На последней фразе он бросил взгляд на Ивана и хохотнул, но тот, видимо, умел держать себя в руках и сохранил на лице невозмутимое выражение полного спокойствия. Юля разглядывала невидимые пылинки на парте, осознавая, что еще ни один человек в жизни не вызывал у нее такого омерзения и отвращения, как здешний лесничий.
— Ваня-то жив вообще-то, — раздался возмущенный голос Зинаиды.

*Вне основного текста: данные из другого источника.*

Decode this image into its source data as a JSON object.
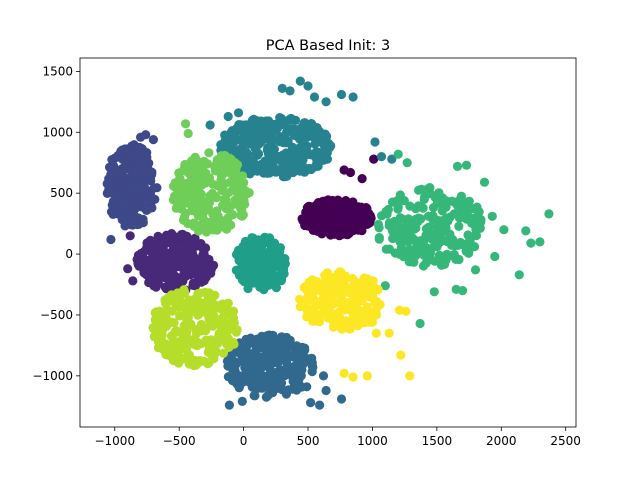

— Ага, вижу, — словно выплюнул слова Афанасьич и вернулся к своему родному сленгу. — Ты уж прости меня, Иванушка, но толку с вас как с быка молока, тоже мне способность — в лес заглянуть да на камень полюбоваться. Ха! Зато возомнили себя тут невесть кем! Ладно, один-то кони двинул, пущай земля ему будет хоть пухом, хоть пером.
Сева дернулся, готовый вскочить и броситься на лесничего, но Иван, глядя на него, помотал головой, а сам лишь молча сжал кулаки.
— Сиди, щенок, и не рыпайся. Пристрелю, и ничего мне за это не будет, у тебя ни документов нет, ничего. Ты никто, понял? Тебя вообще в этом мире не существует.
— Андрей, ты полегче, — нервно проговорила Анна. — Это тебе Алексей неугоден, а ему он как отец был.
— Да что ты говоришь!.. — Афанасьич картинно взмахнул руками. — А чего ж ты этого отца так не взлюбила? Или забыла, как уговаривала меня старших в городской интернат пристроить, а? А не ты ли просила выдворить отсюда Алексея, чтобы в доме большом да просторном остаться, а? Испугалась, что вместо тебя другую бабу приведет? Что ты глазки в пол уставила?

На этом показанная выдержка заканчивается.